Peter could no longer sit. He walked rapidly up and down the garden, giving rein to self-torment. He had always thought of his father, and now remembered him most vividly, as one who had read with him the books which first had opened his mind. His father shone now upon Peter crowned with all the hard, bright literature of revolt.

A harsh cry suddenly broke up the silence of the garden. A newsboy ran shrieking a special edition, with headlines of riot and someone killed.

The cry struck Peter motionless. He had realised so far that his father was dead. Now he remembered the riot. The newsboy had shouted of a charge of soldiers.
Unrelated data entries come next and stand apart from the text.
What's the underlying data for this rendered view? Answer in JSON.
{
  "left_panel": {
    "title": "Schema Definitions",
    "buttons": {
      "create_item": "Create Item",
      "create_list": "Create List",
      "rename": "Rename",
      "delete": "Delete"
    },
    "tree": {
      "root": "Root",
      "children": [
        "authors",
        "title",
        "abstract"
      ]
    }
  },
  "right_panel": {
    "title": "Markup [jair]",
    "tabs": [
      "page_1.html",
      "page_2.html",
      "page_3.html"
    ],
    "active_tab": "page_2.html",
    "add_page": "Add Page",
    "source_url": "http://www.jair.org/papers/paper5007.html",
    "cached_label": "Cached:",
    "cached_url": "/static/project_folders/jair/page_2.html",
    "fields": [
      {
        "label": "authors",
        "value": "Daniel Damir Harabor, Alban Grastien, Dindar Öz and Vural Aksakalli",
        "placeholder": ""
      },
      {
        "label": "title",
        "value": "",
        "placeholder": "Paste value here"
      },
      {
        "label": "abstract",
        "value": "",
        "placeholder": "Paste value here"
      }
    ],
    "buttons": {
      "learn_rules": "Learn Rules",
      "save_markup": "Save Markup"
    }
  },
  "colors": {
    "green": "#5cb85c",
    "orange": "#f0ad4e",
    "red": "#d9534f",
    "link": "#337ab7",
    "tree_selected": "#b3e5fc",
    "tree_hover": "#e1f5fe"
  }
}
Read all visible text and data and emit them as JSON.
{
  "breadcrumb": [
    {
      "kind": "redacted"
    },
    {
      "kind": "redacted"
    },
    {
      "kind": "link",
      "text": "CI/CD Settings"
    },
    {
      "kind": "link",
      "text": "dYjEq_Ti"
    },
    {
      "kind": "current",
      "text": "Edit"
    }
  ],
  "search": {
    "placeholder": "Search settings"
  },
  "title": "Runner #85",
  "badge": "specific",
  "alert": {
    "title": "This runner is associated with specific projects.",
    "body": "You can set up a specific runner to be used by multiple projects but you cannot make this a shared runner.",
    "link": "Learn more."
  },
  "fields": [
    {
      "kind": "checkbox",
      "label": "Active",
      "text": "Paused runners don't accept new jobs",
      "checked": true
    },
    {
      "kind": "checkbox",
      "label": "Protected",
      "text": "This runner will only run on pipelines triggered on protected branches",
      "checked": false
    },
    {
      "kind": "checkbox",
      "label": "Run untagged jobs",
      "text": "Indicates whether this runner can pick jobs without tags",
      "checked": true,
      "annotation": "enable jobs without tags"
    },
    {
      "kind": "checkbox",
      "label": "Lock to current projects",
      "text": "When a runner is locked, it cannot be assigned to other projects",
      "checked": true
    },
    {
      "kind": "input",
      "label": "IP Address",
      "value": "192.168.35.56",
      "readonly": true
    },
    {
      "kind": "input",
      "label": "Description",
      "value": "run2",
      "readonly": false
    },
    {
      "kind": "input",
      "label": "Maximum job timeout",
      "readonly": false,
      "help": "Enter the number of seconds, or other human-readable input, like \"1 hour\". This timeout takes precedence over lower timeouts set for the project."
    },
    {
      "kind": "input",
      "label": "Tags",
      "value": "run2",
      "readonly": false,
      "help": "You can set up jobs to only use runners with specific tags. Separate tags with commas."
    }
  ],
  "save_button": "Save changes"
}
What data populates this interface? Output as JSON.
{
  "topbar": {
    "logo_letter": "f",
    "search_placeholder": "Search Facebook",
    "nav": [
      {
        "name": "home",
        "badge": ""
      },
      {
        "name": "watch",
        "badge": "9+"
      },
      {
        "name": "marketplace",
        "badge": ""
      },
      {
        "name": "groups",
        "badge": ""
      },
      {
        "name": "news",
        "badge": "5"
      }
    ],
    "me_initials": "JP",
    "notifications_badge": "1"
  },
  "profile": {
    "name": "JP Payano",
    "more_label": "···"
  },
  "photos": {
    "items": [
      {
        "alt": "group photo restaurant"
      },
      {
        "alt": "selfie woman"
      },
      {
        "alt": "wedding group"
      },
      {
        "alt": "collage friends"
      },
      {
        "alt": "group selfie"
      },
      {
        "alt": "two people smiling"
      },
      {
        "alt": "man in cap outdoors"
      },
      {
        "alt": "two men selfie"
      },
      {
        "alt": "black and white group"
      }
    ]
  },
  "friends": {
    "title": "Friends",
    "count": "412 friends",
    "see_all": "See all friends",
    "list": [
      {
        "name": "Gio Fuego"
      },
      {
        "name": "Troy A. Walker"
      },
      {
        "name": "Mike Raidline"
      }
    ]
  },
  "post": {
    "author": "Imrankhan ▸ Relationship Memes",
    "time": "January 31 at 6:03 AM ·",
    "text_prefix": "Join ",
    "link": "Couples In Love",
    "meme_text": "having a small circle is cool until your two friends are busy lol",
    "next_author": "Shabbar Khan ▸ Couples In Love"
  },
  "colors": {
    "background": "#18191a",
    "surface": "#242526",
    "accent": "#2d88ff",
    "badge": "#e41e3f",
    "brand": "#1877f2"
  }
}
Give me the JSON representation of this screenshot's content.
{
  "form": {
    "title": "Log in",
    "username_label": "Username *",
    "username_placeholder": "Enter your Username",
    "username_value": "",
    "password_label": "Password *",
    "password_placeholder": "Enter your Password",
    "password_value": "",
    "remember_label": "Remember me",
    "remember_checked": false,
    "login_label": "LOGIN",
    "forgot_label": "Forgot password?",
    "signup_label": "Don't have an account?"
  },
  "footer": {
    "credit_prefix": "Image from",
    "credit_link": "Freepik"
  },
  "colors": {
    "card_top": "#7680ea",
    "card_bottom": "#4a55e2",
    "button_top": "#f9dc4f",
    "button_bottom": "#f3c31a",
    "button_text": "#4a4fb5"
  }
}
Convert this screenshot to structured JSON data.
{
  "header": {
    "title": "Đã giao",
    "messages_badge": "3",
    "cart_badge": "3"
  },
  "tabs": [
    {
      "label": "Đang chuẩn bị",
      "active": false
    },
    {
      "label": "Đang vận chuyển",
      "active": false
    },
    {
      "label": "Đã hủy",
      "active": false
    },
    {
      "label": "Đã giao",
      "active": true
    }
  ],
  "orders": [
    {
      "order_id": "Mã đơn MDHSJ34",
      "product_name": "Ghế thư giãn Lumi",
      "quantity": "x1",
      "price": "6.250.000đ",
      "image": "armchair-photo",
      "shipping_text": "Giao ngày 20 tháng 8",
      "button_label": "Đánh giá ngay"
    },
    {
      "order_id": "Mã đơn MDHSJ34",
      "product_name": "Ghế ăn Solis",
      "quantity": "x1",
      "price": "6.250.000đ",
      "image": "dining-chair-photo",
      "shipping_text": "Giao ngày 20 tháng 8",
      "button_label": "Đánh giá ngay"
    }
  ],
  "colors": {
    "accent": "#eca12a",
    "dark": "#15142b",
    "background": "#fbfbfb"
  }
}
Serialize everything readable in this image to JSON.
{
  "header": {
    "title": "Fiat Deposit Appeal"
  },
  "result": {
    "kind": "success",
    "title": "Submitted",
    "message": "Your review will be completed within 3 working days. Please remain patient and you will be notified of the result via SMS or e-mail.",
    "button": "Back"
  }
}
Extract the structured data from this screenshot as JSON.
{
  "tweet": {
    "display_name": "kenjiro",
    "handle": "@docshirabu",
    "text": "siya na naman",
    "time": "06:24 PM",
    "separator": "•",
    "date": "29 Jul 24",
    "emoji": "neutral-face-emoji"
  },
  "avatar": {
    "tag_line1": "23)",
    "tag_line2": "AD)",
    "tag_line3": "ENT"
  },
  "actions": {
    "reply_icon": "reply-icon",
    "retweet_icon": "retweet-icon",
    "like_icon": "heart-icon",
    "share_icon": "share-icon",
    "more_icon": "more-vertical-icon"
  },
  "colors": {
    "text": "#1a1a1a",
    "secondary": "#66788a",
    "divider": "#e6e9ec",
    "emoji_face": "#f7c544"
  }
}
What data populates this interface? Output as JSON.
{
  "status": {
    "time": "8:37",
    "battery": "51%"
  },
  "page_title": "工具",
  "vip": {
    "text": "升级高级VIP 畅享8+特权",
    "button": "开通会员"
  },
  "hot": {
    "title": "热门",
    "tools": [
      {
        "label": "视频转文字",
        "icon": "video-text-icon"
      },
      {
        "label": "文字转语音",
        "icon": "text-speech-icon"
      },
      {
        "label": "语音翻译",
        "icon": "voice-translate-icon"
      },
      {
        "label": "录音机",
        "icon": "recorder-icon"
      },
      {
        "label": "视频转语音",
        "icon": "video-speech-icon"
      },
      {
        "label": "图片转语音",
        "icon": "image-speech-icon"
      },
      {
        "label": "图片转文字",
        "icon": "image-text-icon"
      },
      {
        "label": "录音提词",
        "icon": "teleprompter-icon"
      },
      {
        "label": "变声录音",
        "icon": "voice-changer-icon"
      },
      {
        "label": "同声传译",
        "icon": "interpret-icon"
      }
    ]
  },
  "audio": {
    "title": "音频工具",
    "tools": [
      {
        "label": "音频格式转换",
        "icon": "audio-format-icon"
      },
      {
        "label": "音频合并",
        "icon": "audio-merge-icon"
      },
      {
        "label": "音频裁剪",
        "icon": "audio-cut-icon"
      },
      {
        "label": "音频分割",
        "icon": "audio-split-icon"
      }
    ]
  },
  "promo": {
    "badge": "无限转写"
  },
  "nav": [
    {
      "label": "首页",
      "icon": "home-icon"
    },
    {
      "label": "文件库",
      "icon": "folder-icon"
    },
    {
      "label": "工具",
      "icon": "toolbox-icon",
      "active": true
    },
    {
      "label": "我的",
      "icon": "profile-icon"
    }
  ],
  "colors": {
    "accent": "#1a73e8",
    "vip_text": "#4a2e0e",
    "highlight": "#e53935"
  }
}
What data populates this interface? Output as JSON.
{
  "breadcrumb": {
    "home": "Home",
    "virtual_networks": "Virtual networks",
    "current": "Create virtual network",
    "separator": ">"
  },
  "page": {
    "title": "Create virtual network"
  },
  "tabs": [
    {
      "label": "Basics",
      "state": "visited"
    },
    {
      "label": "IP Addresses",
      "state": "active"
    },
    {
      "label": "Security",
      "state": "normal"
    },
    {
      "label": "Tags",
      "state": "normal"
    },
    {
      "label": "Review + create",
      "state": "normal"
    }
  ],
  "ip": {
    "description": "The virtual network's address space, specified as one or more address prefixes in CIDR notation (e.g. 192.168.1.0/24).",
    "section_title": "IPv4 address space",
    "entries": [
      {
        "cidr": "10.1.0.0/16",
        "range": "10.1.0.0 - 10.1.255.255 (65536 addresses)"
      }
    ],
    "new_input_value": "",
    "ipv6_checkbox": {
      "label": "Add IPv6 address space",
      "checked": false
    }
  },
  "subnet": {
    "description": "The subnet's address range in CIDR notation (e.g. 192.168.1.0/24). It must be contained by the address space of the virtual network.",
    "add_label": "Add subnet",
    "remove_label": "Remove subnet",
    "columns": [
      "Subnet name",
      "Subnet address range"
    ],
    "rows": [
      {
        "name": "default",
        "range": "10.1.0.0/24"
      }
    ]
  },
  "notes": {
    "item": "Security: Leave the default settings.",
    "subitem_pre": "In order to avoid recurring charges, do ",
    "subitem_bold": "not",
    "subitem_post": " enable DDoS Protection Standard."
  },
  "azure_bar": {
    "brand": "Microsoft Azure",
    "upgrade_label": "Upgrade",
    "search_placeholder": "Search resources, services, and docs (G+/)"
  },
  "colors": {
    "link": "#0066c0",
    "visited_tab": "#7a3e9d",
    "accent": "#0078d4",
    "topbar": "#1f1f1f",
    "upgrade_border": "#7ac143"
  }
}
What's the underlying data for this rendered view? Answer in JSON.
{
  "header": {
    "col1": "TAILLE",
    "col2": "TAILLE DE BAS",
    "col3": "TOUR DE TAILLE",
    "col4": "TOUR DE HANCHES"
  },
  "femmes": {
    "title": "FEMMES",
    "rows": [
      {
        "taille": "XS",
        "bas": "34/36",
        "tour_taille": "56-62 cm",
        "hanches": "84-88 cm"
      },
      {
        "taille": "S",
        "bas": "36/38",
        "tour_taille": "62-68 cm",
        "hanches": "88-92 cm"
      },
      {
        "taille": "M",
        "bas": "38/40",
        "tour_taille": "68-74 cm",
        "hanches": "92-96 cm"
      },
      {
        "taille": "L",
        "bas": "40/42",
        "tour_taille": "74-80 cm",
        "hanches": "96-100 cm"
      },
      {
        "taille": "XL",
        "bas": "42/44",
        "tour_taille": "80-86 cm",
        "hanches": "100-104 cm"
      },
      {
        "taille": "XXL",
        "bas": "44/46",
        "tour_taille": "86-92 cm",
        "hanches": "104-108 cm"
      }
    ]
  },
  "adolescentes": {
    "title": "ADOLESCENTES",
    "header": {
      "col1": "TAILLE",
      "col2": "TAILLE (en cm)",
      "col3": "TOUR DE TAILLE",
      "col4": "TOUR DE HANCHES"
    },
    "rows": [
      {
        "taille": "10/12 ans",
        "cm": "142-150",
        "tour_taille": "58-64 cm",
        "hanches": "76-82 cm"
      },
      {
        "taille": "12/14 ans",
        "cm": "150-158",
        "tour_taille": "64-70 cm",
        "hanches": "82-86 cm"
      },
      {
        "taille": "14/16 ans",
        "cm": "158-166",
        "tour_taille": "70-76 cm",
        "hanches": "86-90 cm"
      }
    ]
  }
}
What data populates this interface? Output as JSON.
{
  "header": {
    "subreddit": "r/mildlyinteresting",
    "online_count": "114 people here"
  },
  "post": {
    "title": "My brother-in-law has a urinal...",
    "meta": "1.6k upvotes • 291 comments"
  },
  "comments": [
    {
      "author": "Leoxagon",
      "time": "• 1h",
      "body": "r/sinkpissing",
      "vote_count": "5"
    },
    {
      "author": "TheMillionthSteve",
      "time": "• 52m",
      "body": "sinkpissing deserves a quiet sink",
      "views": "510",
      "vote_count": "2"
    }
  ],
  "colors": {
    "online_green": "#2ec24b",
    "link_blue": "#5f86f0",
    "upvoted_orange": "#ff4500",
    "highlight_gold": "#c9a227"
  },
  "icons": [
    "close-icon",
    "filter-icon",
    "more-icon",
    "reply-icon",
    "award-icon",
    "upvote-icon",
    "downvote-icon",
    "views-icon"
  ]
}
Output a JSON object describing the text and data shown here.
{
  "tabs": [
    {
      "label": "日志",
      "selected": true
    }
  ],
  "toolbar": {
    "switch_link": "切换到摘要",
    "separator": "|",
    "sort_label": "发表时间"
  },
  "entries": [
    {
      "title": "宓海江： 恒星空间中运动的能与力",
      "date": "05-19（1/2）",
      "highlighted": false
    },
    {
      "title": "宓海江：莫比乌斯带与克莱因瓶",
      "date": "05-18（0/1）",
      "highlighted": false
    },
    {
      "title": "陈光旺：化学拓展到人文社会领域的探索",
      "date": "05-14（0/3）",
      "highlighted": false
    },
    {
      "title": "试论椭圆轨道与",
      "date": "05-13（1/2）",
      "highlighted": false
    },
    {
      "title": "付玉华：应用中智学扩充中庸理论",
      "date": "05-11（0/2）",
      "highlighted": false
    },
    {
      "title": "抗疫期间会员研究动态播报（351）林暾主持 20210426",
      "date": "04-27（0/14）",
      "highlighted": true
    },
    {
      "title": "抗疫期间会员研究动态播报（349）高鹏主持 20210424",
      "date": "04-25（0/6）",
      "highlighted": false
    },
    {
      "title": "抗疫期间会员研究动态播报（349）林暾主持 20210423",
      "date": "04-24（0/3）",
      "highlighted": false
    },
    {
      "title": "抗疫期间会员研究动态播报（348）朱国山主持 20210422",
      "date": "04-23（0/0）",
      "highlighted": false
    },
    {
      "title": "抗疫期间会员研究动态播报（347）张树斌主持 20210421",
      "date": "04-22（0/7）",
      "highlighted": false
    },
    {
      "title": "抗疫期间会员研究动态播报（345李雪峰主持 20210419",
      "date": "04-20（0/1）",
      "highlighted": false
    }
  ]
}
Why had Peter not accepted his father's gospel? Why had he not stood that evening by his father's side? The enemies of whom his father had so often talked to Peter were real, and had struck him down. All the idle rhetoric that had slept unregarded in Peter's brain now rang like a challenge of trumpets. He saw his father as one who had tried to teach him a brave gospel of freedom, who had resisted tyranny, and died for his faith.

Peter cursed the oppressor with clenched hands. In the tumble of his thoughts there intruded pictures, quite unconnected, of the life he had known at his first school—encounters with the friendly roughs, their common hatred of the police, the comfortable, oily embrace of the woman who had picked him from the snow. He felt now that he was one of these struggling people, that he ought that night to have stood with his father. In contrast with the warm years in which he had gloried in the life of his humbler school his later comparative solitude coldly emphasized his kinship with the dispossessed.

Scarcely twenty-four, hours ago Peter had feasted with the luxurious enemies of the poor. He had come from them, vainglorious and eager to claim their fellowship. For this he had been terribly punished. Peter felt the hand of God in all this. It seemed like destiny's reward for disloyalty to all his father had taught.

He went into the house, and soon was looking at the dead man. His mother moved about the room, obeying her instinct to put all into keeping with the cold severity of that still figure. Peter looked and went rapidly away. He felt no tie of blood or affection. He was looking at death—at something immensely distant.

Nevertheless, as he went from the oppressive house, this chill vision of death consecrated in his fancy the figure, legendary now, of a martyred prophet of revolt. By comparison he hardly felt his personal loss of a father.

As he passed into the garden, he saw into the brilliantly lighted room next door. Mr. Smith sprawled with his head on the table, sobbing like a child. Peter, in a flash, remembered him as he had stood not two hours ago beside his father, shrilly repeating an hortation to shoot them down. In that moment Peter had his first glimpse of the irony of life. He felt impulsively that he ought to comfort that foolish bowed figure whose babble had been so rudely answered.